If you’re an author and want to find out if your books were used to “train” Books3 without your knowledge or consent - which is the kind of bullshit we do need to put a lid on - the Atlantic now has you covered with a searchable database of titles used for the platform. (Link via my old mate Duane Swierczynski, who was somewhat ticked off to find his own there.)
“Put a lid on, John? But don’t human authors learn by reading others’ work too? Don’t they then produce books derived from that process which will then compete with your own? How is this kind of thing any different?”
A good question, mysterious devil’s advocate.
For starters, even if their works were hugely, directly derivative, it’s still the case that this process adds to and sustains the next generation of human artistic expression. And while some of that will be dross - if you’ve ever seen me try to draw a mammoth, you’ll know that for a fact - enough nuggets will make it through to enable the active enrichment of the culture and individual engagement with the creative process for the generations to come.
AI-generated (or “trainable algorithmic”; let’s not pretend these systems are “intelligent”) artistic works of any sort do not do that. They train nothing but themselves, and the capacity to auto-produce thousands upon thousands of works in moments both buries slower, manual creative pieces and discourages active engagement with the process - leaving only consumption. Their contribution to ongoing cultural endeavour and creation is, fundamentally, a net negative.
Secondly, even if we all start off by reading the books of others (or seeing the pictures or watching the movies or listening to the music or etc.) and thinking, Damn, I wish I could write a book like Tolkien, just without bloody eagles solving everyone’s problems, our own creations, particularly in a long form like prose fiction, are each individually tinted and shaped by the trillions of interactions and events and people we meet, from formative experiences growing up to fleeting moments and interactions in the street the day before.
These experiences and combinations of influencing factors are unique and changing - and there are analogues in all art forms.
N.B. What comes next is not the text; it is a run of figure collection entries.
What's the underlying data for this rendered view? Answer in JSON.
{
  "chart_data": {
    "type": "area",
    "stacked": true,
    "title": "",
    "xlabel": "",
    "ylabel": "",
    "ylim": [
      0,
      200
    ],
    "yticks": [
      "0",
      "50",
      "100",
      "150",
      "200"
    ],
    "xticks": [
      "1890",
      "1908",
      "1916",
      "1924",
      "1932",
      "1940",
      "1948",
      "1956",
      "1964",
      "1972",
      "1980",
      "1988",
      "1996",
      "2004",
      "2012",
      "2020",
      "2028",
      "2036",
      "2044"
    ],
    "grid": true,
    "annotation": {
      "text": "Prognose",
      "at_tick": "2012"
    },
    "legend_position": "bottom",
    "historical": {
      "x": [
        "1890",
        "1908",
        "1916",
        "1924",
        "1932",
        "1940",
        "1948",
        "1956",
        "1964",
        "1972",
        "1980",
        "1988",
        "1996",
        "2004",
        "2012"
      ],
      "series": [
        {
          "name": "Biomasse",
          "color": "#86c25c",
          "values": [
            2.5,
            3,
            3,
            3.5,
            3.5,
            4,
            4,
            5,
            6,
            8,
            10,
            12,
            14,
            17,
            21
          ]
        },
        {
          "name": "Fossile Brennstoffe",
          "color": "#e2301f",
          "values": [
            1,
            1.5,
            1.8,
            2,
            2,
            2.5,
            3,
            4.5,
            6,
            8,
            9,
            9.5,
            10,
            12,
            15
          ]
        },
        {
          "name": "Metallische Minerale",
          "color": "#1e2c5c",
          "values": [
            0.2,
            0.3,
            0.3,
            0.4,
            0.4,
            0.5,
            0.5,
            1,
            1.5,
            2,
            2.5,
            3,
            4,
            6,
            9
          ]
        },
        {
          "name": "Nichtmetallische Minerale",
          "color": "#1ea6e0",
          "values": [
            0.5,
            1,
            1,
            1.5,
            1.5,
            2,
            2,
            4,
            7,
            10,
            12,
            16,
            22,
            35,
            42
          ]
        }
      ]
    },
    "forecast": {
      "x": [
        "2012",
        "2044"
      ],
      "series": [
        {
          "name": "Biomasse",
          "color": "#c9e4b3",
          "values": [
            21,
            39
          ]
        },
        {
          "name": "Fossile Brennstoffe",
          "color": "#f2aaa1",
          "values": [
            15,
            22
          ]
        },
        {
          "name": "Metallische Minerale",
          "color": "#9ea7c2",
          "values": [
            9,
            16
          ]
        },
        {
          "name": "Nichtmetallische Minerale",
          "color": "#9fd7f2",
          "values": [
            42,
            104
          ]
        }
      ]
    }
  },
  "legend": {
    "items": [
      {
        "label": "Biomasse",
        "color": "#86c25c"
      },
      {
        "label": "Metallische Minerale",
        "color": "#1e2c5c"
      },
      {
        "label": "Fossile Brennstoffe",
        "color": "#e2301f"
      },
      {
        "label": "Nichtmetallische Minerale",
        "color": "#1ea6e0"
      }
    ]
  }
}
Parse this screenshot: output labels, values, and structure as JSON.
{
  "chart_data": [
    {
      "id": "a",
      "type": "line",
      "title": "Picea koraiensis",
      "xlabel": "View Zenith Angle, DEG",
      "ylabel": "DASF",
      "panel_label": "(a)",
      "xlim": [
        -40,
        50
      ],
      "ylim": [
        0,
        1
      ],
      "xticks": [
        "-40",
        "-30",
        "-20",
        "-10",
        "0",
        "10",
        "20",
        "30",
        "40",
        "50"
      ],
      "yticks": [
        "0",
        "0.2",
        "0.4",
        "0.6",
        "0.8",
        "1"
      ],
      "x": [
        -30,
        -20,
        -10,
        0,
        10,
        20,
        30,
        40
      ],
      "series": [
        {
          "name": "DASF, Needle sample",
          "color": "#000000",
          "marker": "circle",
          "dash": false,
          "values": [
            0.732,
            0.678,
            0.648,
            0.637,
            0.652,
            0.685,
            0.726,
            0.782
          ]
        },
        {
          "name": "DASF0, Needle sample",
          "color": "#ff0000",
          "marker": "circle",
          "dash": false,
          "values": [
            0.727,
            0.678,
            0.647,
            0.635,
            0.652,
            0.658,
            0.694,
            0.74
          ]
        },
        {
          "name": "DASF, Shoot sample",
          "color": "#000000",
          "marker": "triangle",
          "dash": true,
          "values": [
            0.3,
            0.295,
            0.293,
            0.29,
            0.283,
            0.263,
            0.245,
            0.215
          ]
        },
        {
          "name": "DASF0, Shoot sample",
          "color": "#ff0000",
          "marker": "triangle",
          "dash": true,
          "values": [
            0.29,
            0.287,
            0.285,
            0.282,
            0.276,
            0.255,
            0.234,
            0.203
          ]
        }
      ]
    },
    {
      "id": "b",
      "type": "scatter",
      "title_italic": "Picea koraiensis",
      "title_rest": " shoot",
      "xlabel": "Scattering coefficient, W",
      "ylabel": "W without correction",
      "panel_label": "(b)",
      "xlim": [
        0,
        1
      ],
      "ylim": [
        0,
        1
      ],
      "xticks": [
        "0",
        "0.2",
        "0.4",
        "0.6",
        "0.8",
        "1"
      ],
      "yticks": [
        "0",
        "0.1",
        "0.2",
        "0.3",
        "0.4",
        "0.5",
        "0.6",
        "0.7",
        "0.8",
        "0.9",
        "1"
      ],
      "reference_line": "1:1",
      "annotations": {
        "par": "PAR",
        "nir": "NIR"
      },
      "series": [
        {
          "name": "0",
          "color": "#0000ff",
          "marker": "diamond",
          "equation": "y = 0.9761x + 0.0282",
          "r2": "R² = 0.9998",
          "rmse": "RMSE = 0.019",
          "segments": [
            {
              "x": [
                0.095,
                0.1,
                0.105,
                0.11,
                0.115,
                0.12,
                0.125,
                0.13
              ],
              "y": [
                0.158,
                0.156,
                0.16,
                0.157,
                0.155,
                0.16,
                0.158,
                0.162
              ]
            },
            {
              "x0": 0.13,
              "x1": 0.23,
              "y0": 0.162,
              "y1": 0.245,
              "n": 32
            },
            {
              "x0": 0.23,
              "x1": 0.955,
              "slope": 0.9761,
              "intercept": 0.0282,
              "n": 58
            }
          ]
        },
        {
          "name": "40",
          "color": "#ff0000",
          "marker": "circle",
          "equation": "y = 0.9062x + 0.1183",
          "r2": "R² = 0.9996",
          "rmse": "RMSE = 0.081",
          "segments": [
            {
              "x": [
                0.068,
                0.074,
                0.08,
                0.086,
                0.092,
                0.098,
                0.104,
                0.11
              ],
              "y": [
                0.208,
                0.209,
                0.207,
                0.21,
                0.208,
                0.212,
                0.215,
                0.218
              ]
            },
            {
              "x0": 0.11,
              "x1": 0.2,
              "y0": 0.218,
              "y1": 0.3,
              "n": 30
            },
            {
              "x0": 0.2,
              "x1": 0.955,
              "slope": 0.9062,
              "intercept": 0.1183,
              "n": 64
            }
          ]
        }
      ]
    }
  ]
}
Even our shakiest, most beginner art carries these unique fingerprints - our most derivative art isn’t ultimately that derivative, and is still identifiably mine, or yours. Making a work that purely, perfectly mimics a source is actually very hard, as counterfeiters have found out for centuries; creation by committee - where those individual elements are sanded down through the inputs of others or in pursuit of universality - is maybe the closest we get, and not normally something we associate with a good product at the end.
No learning algorithm has that. Its only fingerprints are the degree to which it leans on existing work to produce a given style, and its flaws - the way ChatGPT can’t resist introducing characters by their profession, say. And those flaws are being trained out of each successive generation, and will be the same for all their output, across that same vast volume of production. They have nothing new or uniquely different to add - and even if they were trained for “quirks”, those quirks will be limited by the scope of their design and the parameters laid out for them. Until learning algorithms walk amongst us, their experiences and influences are only static recordings of our own, regurgitated back to us.
But ultimately, regardless of how effective it might become, this is a technology that solves a problem which doesn’t exist. This isn’t labour-saving in the way that a washing machine is, or even the way that an assembly line machine is (allowing for a whole line of very good argument about the replacement of manually skilled human workers in many fields where both volume and standard quality were perfectly achievable, for purely cost/profit reasons and the enrichment of those at the top). It’s not freeing people from a previously lengthy but necessary chore or enabling the reliable production of a necessary product whose daily demand is in the thousands of units within extremely fine tolerances. It doesn’t make things better than they could be before.
The creation of art - as much as finishing a novel can be like pulling teeth at times; we’ve all been there - is itself a worthwhile, positive and often enjoyable process. There’s a reason storytelling, painting, singing and the like have survived as universal pastimes since prehistory. Its consumption is in part the sharing in that process, walking in someone else’s shoes for a time, feeling someone else’s imagination touch your own.
Why would you want to shortcut that? What’s gained by doing so? I could take a pill to guarantee 8 hours of blank unconsciousness every night and never need to dream, or have a gastric tube fitted and never have to eat - but why the hell would I?